Datong
Monday, March 20th, 2006Once back in Beijing we immediately begain planning our next trip. Based on time and budget constraints we decided on Datong.
Datong is a city of 4-5 million located about 6 hours Southwest of Beijing via train. A pretty easy journey to see some impressive sights. In fact Datong has 2 of Lonely Planets “must see” sights (out of about 25 for all of China). We would hit both of them.
Since it was Chinese New Year we did a bit of planning ahead (Chinese style - meaning that we bought our train tickets and booked our hotel room a day in advance). Leaving in plenty of time to catch our train we got to the station with an easy 30 minutes to spare…only to realize that the train left from the West train station and I had taken us to the Main train station. Doh! So we finally got a taxi with about 10 minutes left and rushed to the other station. The taxi driver kept pointing to the clock and saying “your train leaves in 9 minutes”.
Then “your train leaves in 8 minutes”.
Then “your train leaves in 7 minutes”.
You get the point.
Needless to say he wasn’t helping my stress levels.
So we get to the station about 10 minutes late to find our train is delayed. Yay! Now calming down we settled in for a pretty easy journey.

Caidy and Torrie enjoy luxury travel in the hard sleeper class.
Chinese trains have 4 classes:
Soft Sleeper - which has 4 bunks in a private room
Hard sleeper - six bunks in a room open to the aisle
Reserved - sitting up but with reserved seats
Your screwed - try to find space
Our train was pretty empty (although the one on the way back was full). But I knew a guy who could only get a standing room ticket on a 26 hour train ride. He actually stood most of the way since floor space, etc. was taken by others with standing room tickets. I also wish we had gotten pictures of the boarding process…involves going through windows when the queue at the door gets too long.
The journey was pretty cool, got a nice view of the country side and even got to see a real working steam locomotive. Fun fact for the day is that the Datong train factory made the last one around 1975 so there are still a bunch in service. Did I mention that Datong is the coal capitol of China? This of course shows up everywhere: black smoke coming from every house, black clouds, black snow, even coal statues. Anyway…
After arriving we were immediately racially profiled by the local CITS guy and set up for a tour of the cloud ridge caves and hanging temple for the next day. The deal was that if they could get 5 or more people they’d arrange a guide if not they would arrive a taxi and reduce the price.
The first night was pretty mellow so we grabbed some dinner and checked into the hotel.

Me, Torrie and Caidy.
The next morning we returned to the CITS office to find only one other person, a british guy traveling alone, so we all ended up piling into a taxi and heading to the caves.
Not far out of Datong the place was about a 1km long sandstone cliff with about 100 caves and 50,000 buddhas. We were the only foreigners there as far as I could see and it showed. Kids would point, people would yell out “hello!” and then giggle, and of course we got stared at. A lot. People were as friendly as normal though and the weather was great so on to the pictures.

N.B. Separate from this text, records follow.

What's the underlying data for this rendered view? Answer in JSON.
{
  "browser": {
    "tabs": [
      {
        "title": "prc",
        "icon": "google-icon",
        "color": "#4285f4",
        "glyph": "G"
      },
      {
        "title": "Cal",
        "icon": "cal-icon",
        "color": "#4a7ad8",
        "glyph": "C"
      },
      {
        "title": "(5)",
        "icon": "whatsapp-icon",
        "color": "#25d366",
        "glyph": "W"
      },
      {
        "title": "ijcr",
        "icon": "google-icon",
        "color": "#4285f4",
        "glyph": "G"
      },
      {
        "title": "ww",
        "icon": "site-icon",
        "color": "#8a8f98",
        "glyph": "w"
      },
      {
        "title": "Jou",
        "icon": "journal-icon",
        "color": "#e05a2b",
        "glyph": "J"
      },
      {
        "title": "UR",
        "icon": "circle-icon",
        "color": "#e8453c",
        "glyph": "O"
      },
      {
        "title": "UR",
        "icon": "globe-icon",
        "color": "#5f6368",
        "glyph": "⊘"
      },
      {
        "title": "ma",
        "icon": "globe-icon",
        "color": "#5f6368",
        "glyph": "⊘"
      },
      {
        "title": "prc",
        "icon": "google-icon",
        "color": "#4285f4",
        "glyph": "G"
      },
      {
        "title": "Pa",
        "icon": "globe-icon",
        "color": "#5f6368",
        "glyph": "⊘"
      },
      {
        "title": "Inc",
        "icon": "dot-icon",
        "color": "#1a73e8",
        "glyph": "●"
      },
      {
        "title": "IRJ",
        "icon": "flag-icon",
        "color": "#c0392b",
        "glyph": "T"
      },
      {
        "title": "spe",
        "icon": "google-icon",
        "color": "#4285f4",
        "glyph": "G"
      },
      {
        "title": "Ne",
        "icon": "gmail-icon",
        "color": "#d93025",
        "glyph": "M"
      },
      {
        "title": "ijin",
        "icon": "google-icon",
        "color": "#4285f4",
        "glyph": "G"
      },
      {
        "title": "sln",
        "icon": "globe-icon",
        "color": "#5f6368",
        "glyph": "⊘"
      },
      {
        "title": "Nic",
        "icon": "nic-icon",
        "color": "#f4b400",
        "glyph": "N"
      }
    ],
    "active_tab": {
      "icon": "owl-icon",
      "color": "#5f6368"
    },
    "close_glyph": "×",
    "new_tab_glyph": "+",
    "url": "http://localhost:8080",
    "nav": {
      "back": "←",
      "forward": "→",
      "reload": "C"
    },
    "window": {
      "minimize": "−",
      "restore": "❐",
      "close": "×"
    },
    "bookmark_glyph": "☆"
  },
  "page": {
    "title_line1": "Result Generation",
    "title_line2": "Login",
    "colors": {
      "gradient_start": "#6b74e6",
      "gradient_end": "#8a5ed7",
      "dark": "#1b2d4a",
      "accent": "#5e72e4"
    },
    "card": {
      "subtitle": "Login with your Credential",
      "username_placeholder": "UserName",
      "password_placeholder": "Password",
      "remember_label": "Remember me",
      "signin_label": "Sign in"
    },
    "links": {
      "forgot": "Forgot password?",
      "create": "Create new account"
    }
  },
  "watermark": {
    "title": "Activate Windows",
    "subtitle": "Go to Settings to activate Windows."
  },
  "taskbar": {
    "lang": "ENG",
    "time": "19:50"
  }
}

Torrie, John, Caidy, and Me

View of the main section. Most of the caves you can walk into although some are gated.

Buddha says how.

I think it was a holy day of some sort. Lots of people with incense and praying. Not to mention the big fire right next to the “no fires” sign.

I think the biggest Buddha was about 17m tall but there were several like this one that were pretty big. In total supposed to be 50,000 but I only counted 48K.

四 外国人 and a buddha.

Many of the caves were pretty intricate and a few still had color left.

Always on the lookout for fashion photography. Matching, nicely done.
After the caves we drove up into the mountains to see the hanging monestary. Barely surviving the high-speed mountain drive to get there I was pretty impressed with the result. And once again there weren’t many other people. I guess that is the plus side to the cold weather and holdiay travel.

The hanging temple sits right along a river and below a modern damn. Apparently it had been washed away a couple of times in floods so each time it was built a little higher.

Now it is a good 40-50 meters above the river.

Although you can (and we did) climb up another 100m or so to the damn and get a pretty good view.

Overall a pretty impressive place. Not somewhere I’d actually want to live though.

See it’s not just my apartment.

And it is only after you climb up that you notice the poles holding the place up…no nails.

Steve Erwin’s got nothing.

Buddist hollywood squares.

There is a story behind this picture, just too long to relate here.

Boat, ice, China.

Getting back to Datong we decide to cross the garbage pile to get some char.

After accidently ordering and then un-ordering chicken heads we wait for the surliest cook ever to finish our lamb kebabs.

Heading home. A day or two later Torrie and Caidy hitched a ride back to the US. Soon after they left we had the first nice weather in a month. Not that I’m blaming my visitors, just a bit suspicious is all. I guess we’ll find out when Jeff gets here in a week or so.